Although Amarillo believes that the expectations and assumptions on which the forward-looking statements are based are reasonable at the time of preparation, undue reliance should not be placed on the forward-looking statements as Amarillo can give no assurance that they will prove to be correct. Since forward-looking statements address future events and conditions, by their very nature they involve inherent risks and uncertainties. Actual results could differ materially from those currently anticipated due to a number of factors and risks. With respect to the timing of the completion of the Arrangement, these include risks that the required court, shareholder and regulatory approvals are not obtained on a timely basis, on terms acceptable to the parties or at all and risks that other conditions to the completion of the Arrangement are not satisfied. There is no guarantee that the Arrangement will close at the anticipated time or at all. With respect to the exploration and development prospects of Lavras SpinCo, the planned exploration and development activities of Lavras SpinCo and such factors and risks include, but are not limited to: general economic, market and business conditions; fluctuations in commodity prices; the test results and performance of exploration and development drilling, fluctuation in foreign currency exchange rates; the uncertainty of historic resource estimates and estimates of the value of undeveloped land; changes in environmental and other regulations; risks associated with mineral operations; and other factors, many of which are beyond the control of Amarillo. These and other risks are described further in Amarillo’s most recently filed management discussion and analysis and its annual information form for the year ended December 31, 2019, which have been filed on SEDAR and may be reviewed under Amarillo’s profile at www.sedar.com.

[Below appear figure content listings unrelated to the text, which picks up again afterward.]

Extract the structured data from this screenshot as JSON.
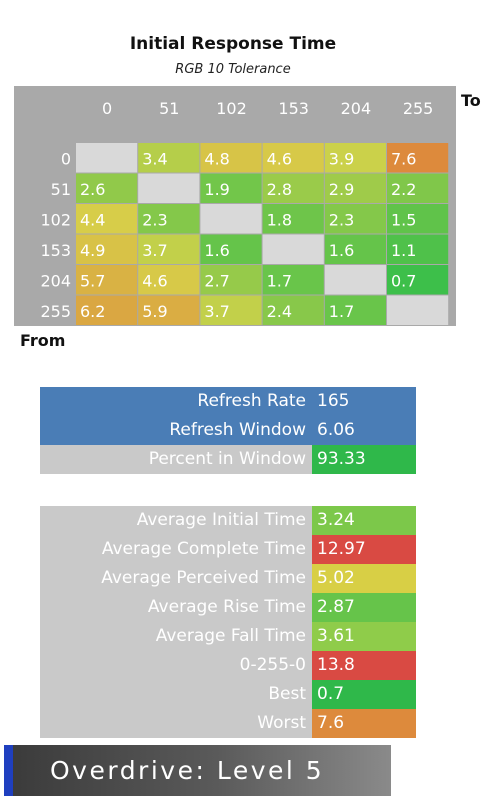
{
  "chart_data": {
    "type": "heatmap",
    "title": "Initial Response Time",
    "subtitle": "RGB 10 Tolerance",
    "xlabel": "To",
    "ylabel": "From",
    "x_categories": [
      "0",
      "51",
      "102",
      "153",
      "204",
      "255"
    ],
    "y_categories": [
      "0",
      "51",
      "102",
      "153",
      "204",
      "255"
    ],
    "values": [
      [
        null,
        3.4,
        4.8,
        4.6,
        3.9,
        7.6
      ],
      [
        2.6,
        null,
        1.9,
        2.8,
        2.9,
        2.2
      ],
      [
        4.4,
        2.3,
        null,
        1.8,
        2.3,
        1.5
      ],
      [
        4.9,
        3.7,
        1.6,
        null,
        1.6,
        1.1
      ],
      [
        5.7,
        4.6,
        2.7,
        1.7,
        null,
        0.7
      ],
      [
        6.2,
        5.9,
        3.7,
        2.4,
        1.7,
        null
      ]
    ],
    "colors": {
      "diagonal": "#d9d9d9",
      "low": "#3dbf4a",
      "mid": "#d6d24a",
      "high": "#dd8a3c"
    }
  },
  "refresh_panel": [
    {
      "label": "Refresh Rate",
      "value": "165",
      "style": "blue"
    },
    {
      "label": "Refresh Window",
      "value": "6.06",
      "style": "blue"
    },
    {
      "label": "Percent in Window",
      "value": "93.33",
      "style": "grey",
      "value_color": "#2fb84a"
    }
  ],
  "stats_panel": [
    {
      "label": "Average Initial Time",
      "value": "3.24",
      "value_color": "#7cc84a"
    },
    {
      "label": "Average Complete Time",
      "value": "12.97",
      "value_color": "#d94a43"
    },
    {
      "label": "Average Perceived Time",
      "value": "5.02",
      "value_color": "#d8cf45"
    },
    {
      "label": "Average Rise Time",
      "value": "2.87",
      "value_color": "#66c44a"
    },
    {
      "label": "Average Fall Time",
      "value": "3.61",
      "value_color": "#8fcc4a"
    },
    {
      "label": "0-255-0",
      "value": "13.8",
      "value_color": "#d94a43"
    },
    {
      "label": "Best",
      "value": "0.7",
      "value_color": "#2fb84a"
    },
    {
      "label": "Worst",
      "value": "7.6",
      "value_color": "#dd8a3c"
    }
  ],
  "footer": {
    "text": "Overdrive: Level 5",
    "accent_color": "#1f3fbf"
  }
}
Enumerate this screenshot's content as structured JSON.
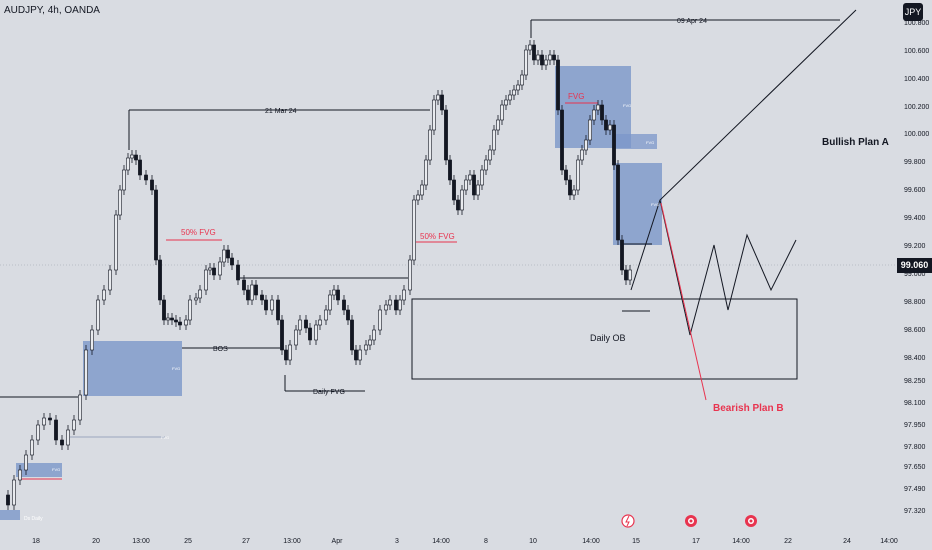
{
  "header": {
    "symbol_title": "AUDJPY, 4h, OANDA"
  },
  "currency_button": {
    "label": "JPY"
  },
  "last_price": "99.060",
  "price_axis": [
    "100.800",
    "100.600",
    "100.400",
    "100.200",
    "100.000",
    "99.800",
    "99.600",
    "99.400",
    "99.200",
    "99.000",
    "98.800",
    "98.600",
    "98.400",
    "98.250",
    "98.100",
    "97.950",
    "97.800",
    "97.650",
    "97.490",
    "97.320"
  ],
  "time_axis": [
    "18",
    "20",
    "13:00",
    "25",
    "27",
    "13:00",
    "Apr",
    "3",
    "14:00",
    "8",
    "10",
    "14:00",
    "15",
    "17",
    "14:00",
    "22",
    "24",
    "14:00"
  ],
  "annotations": {
    "date_09apr": "09 Apr 24",
    "date_21mar": "21 Mar 24",
    "fvg50_left": "50% FVG",
    "fvg50_right": "50% FVG",
    "fvg_top": "FVG",
    "bos": "BOS",
    "daily_fvg": "Daily FVG",
    "daily_ob": "Daily OB",
    "bullish_plan": "Bullish Plan A",
    "bearish_plan": "Bearish Plan B",
    "fvg_small": "FVG",
    "ds_label": "Ds Daily"
  },
  "colors": {
    "background": "#d9dce2",
    "candle": "#131722",
    "fvg_box": "#7b97c9",
    "bearish": "#e8344f",
    "label_dark": "#131722"
  }
}
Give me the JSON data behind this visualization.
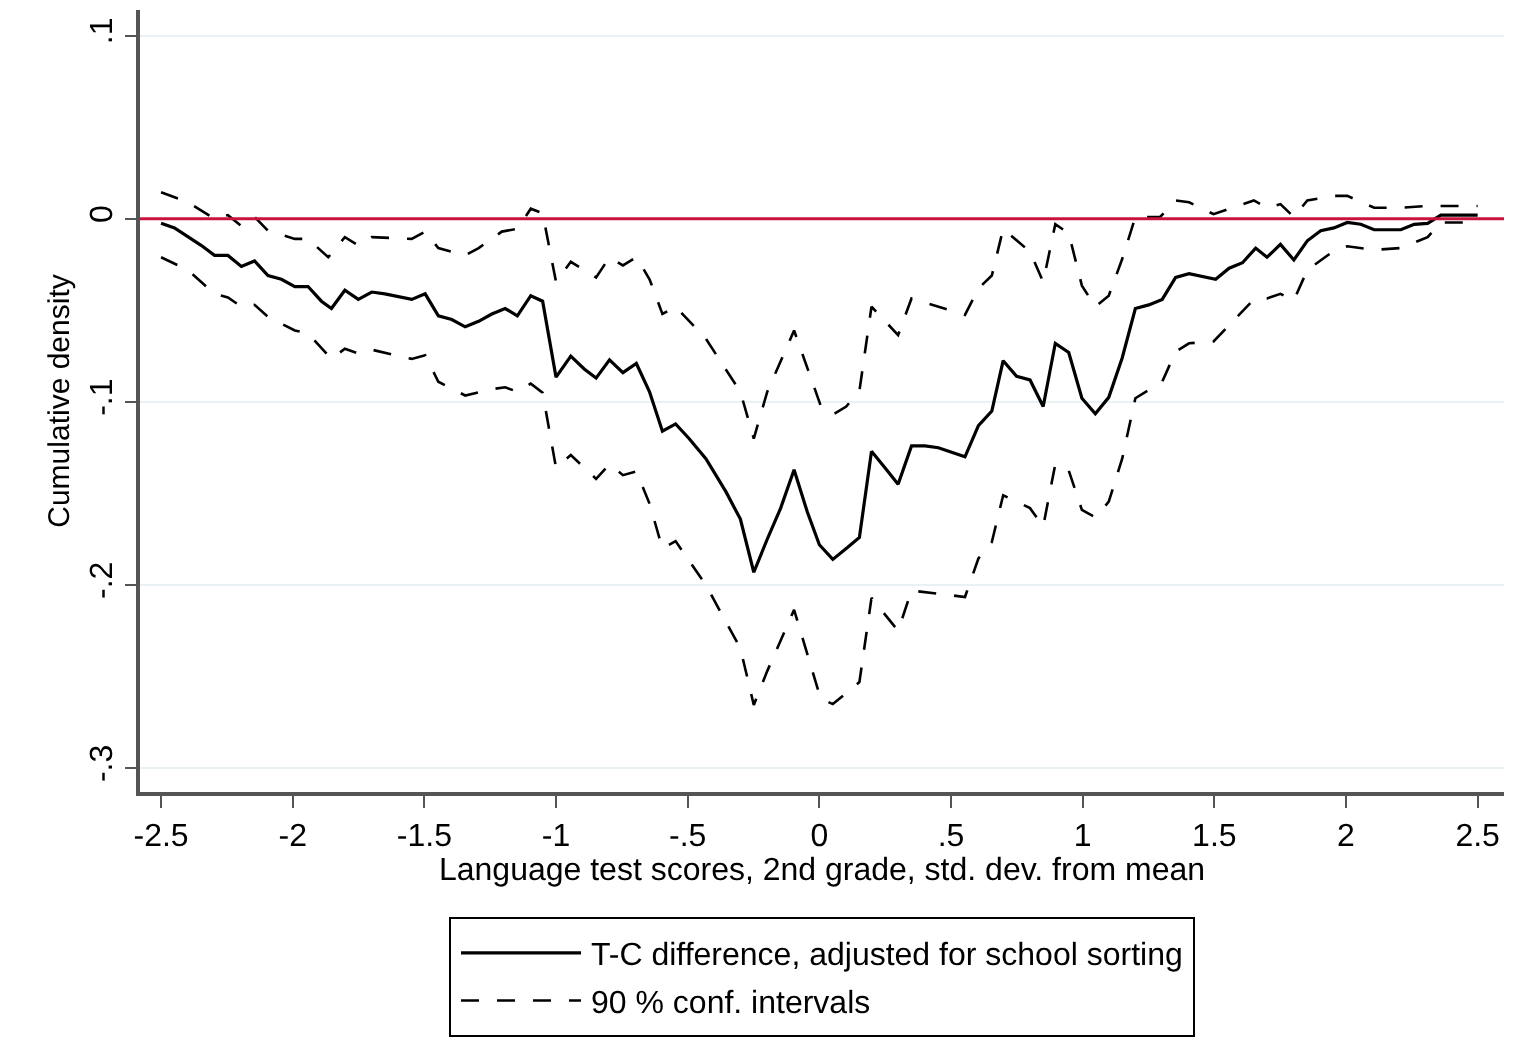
{
  "chart_data": {
    "type": "line",
    "xlabel": "Language test scores, 2nd grade, std. dev. from mean",
    "ylabel": "Cumulative density",
    "xlim": [
      -2.58,
      2.6
    ],
    "xticks": [
      -2.5,
      -2,
      -1.5,
      -1,
      {
        "value": -0.5,
        "label": "-.5"
      },
      0,
      {
        "value": 0.5,
        "label": ".5"
      },
      1,
      1.5,
      2,
      2.5
    ],
    "ylim": [
      -0.313,
      0.114
    ],
    "yticks": [
      {
        "value": -0.3,
        "label": "-.3"
      },
      {
        "value": -0.2,
        "label": "-.2"
      },
      {
        "value": -0.1,
        "label": "-.1"
      },
      0,
      {
        "value": 0.1,
        "label": ".1"
      }
    ],
    "grid": "y",
    "legend": "bottom",
    "marker": "none",
    "ref_lines": [
      {
        "axis": "y",
        "value": 0,
        "label": null,
        "color": "#c8143c",
        "line_style": "solid"
      }
    ],
    "series": [
      {
        "name": "T-C difference, adjusted for school sorting",
        "color": "#000000",
        "line_style": "solid",
        "x": [
          -2.5,
          -2.449,
          -2.348,
          -2.297,
          -2.246,
          -2.195,
          -2.145,
          -2.094,
          -2.043,
          -1.992,
          -1.942,
          -1.891,
          -1.853,
          -1.802,
          -1.751,
          -1.7,
          -1.65,
          -1.548,
          -1.497,
          -1.447,
          -1.396,
          -1.345,
          -1.294,
          -1.244,
          -1.193,
          -1.147,
          -1.096,
          -1.051,
          -1.0,
          -0.944,
          -0.893,
          -0.848,
          -0.797,
          -0.746,
          -0.695,
          -0.645,
          -0.596,
          -0.546,
          -0.495,
          -0.431,
          -0.355,
          -0.3,
          -0.249,
          -0.198,
          -0.147,
          -0.096,
          -0.046,
          0.0,
          0.051,
          0.102,
          0.152,
          0.198,
          0.249,
          0.299,
          0.35,
          0.401,
          0.452,
          0.553,
          0.604,
          0.655,
          0.698,
          0.749,
          0.8,
          0.85,
          0.896,
          0.947,
          0.997,
          1.048,
          1.099,
          1.15,
          1.2,
          1.251,
          1.302,
          1.353,
          1.404,
          1.505,
          1.556,
          1.607,
          1.657,
          1.7,
          1.751,
          1.802,
          1.853,
          1.904,
          1.954,
          2.005,
          2.056,
          2.107,
          2.208,
          2.259,
          2.31,
          2.36,
          2.5
        ],
        "values": [
          -0.0025,
          -0.005,
          -0.0145,
          -0.02,
          -0.02,
          -0.026,
          -0.023,
          -0.031,
          -0.033,
          -0.037,
          -0.037,
          -0.045,
          -0.049,
          -0.039,
          -0.044,
          -0.04,
          -0.041,
          -0.044,
          -0.041,
          -0.053,
          -0.055,
          -0.059,
          -0.056,
          -0.052,
          -0.049,
          -0.053,
          -0.042,
          -0.045,
          -0.0865,
          -0.075,
          -0.082,
          -0.087,
          -0.077,
          -0.084,
          -0.079,
          -0.0945,
          -0.116,
          -0.112,
          -0.12,
          -0.131,
          -0.149,
          -0.164,
          -0.193,
          -0.175,
          -0.158,
          -0.137,
          -0.16,
          -0.178,
          -0.186,
          -0.18,
          -0.174,
          -0.127,
          -0.136,
          -0.145,
          -0.124,
          -0.124,
          -0.125,
          -0.13,
          -0.113,
          -0.105,
          -0.0775,
          -0.086,
          -0.088,
          -0.1025,
          -0.068,
          -0.073,
          -0.098,
          -0.1065,
          -0.0975,
          -0.076,
          -0.049,
          -0.047,
          -0.044,
          -0.032,
          -0.03,
          -0.033,
          -0.027,
          -0.024,
          -0.016,
          -0.021,
          -0.014,
          -0.0225,
          -0.012,
          -0.0065,
          -0.005,
          -0.002,
          -0.003,
          -0.006,
          -0.006,
          -0.003,
          -0.0025,
          0.002,
          0.002
        ]
      },
      {
        "name": "90 % conf. intervals",
        "color": "#000000",
        "line_style": "dashed",
        "x": [
          -2.5,
          -2.398,
          -2.297,
          -2.246,
          -2.195,
          -2.145,
          -2.094,
          -1.992,
          -1.942,
          -1.865,
          -1.802,
          -1.751,
          -1.7,
          -1.548,
          -1.497,
          -1.447,
          -1.345,
          -1.294,
          -1.206,
          -1.147,
          -1.096,
          -1.051,
          -1.0,
          -0.944,
          -0.848,
          -0.797,
          -0.746,
          -0.695,
          -0.645,
          -0.596,
          -0.546,
          -0.431,
          -0.3,
          -0.249,
          -0.198,
          -0.096,
          0.005,
          0.051,
          0.102,
          0.152,
          0.198,
          0.299,
          0.35,
          0.553,
          0.604,
          0.655,
          0.698,
          0.8,
          0.85,
          0.896,
          0.947,
          0.997,
          1.048,
          1.099,
          1.15,
          1.2,
          1.294,
          1.353,
          1.404,
          1.497,
          1.65,
          1.7,
          1.751,
          1.802,
          1.853,
          1.954,
          2.005,
          2.107,
          2.208,
          2.31,
          2.5
        ],
        "values": [
          0.0145,
          0.009,
          0.0,
          0.002,
          -0.004,
          0.001,
          -0.0065,
          -0.011,
          -0.011,
          -0.021,
          -0.01,
          -0.0145,
          -0.01,
          -0.011,
          -0.007,
          -0.016,
          -0.02,
          -0.016,
          -0.007,
          -0.0055,
          0.0055,
          0.003,
          -0.0345,
          -0.0235,
          -0.032,
          -0.021,
          -0.0255,
          -0.021,
          -0.033,
          -0.052,
          -0.048,
          -0.0655,
          -0.0945,
          -0.12,
          -0.0945,
          -0.061,
          -0.102,
          -0.107,
          -0.1025,
          -0.094,
          -0.048,
          -0.0635,
          -0.0435,
          -0.0525,
          -0.038,
          -0.031,
          -0.0055,
          -0.018,
          -0.0345,
          -0.003,
          -0.008,
          -0.0365,
          -0.048,
          -0.042,
          -0.022,
          0.001,
          0.001,
          0.01,
          0.009,
          0.0025,
          0.01,
          0.006,
          0.008,
          0.001,
          0.01,
          0.0125,
          0.0125,
          0.006,
          0.006,
          0.007,
          0.007
        ]
      },
      {
        "color": "#000000",
        "line_style": "dashed",
        "x": [
          -2.5,
          -2.398,
          -2.297,
          -2.246,
          -2.195,
          -2.145,
          -2.094,
          -1.992,
          -1.942,
          -1.853,
          -1.802,
          -1.751,
          -1.7,
          -1.548,
          -1.497,
          -1.447,
          -1.345,
          -1.244,
          -1.193,
          -1.147,
          -1.096,
          -1.051,
          -1.0,
          -0.944,
          -0.848,
          -0.797,
          -0.746,
          -0.695,
          -0.645,
          -0.596,
          -0.546,
          -0.431,
          -0.3,
          -0.249,
          -0.198,
          -0.096,
          0.005,
          0.051,
          0.102,
          0.152,
          0.198,
          0.299,
          0.35,
          0.553,
          0.604,
          0.655,
          0.698,
          0.8,
          0.85,
          0.896,
          0.947,
          0.997,
          1.048,
          1.099,
          1.15,
          1.2,
          1.302,
          1.353,
          1.404,
          1.497,
          1.65,
          1.7,
          1.751,
          1.802,
          1.853,
          1.954,
          2.005,
          2.107,
          2.208,
          2.31,
          2.36,
          2.5
        ],
        "values": [
          -0.021,
          -0.028,
          -0.041,
          -0.043,
          -0.048,
          -0.047,
          -0.0535,
          -0.061,
          -0.0625,
          -0.0765,
          -0.071,
          -0.0735,
          -0.0715,
          -0.0765,
          -0.0745,
          -0.089,
          -0.0965,
          -0.093,
          -0.092,
          -0.0945,
          -0.09,
          -0.095,
          -0.136,
          -0.129,
          -0.142,
          -0.134,
          -0.14,
          -0.138,
          -0.1555,
          -0.18,
          -0.176,
          -0.2,
          -0.2345,
          -0.2655,
          -0.247,
          -0.2135,
          -0.262,
          -0.265,
          -0.259,
          -0.253,
          -0.207,
          -0.225,
          -0.203,
          -0.2065,
          -0.1855,
          -0.1765,
          -0.151,
          -0.158,
          -0.168,
          -0.134,
          -0.1375,
          -0.159,
          -0.163,
          -0.1545,
          -0.131,
          -0.098,
          -0.089,
          -0.0725,
          -0.068,
          -0.067,
          -0.044,
          -0.0435,
          -0.041,
          -0.0445,
          -0.028,
          -0.0175,
          -0.015,
          -0.017,
          -0.016,
          -0.01,
          -0.002,
          -0.002
        ]
      }
    ]
  }
}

The forward-looking statements contained in this news release are made as of the date hereof. Except as may be required by applicable securities laws, Amarillo assumes no obligation to publicly update or revise any forward‐looking statements made herein or otherwise, whether as a result of new information, future events or otherwise.

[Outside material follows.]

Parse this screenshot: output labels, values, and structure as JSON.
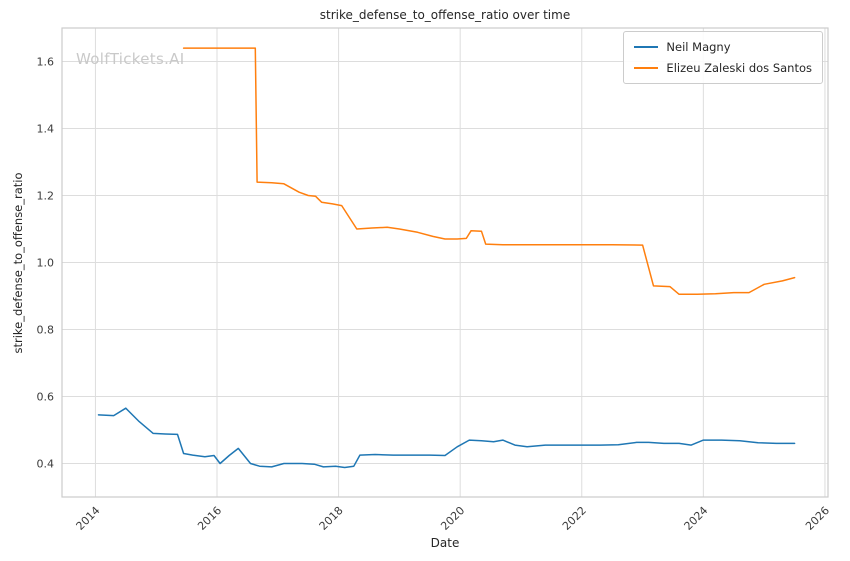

This news release shall not constitute an offer to sell or a solicitation of an offer to buy any securities and shall not constitute an offer, solicitation or sale in any state or jurisdiction in which such an offer, solicitation or sale would be unlawful. The securities to be distributed pursuant to the Arrangement have not been and will not be registered under the United States Securities Act of 1933, as amended (the “U.S. Securities Act”), or any state securities laws and may not be offered or sold in the United States absent registration or an applicable exemption from the registration requirements of the U.S. Securities Act and applicable state securities laws. The securities to be distributed pursuant to the Arrangement will be offered and sold in the United States pursuant to the exemption from registration set forth in Section 3(a)(10) of the U.S. Securities Act and similar exemptions under applicable state securities laws.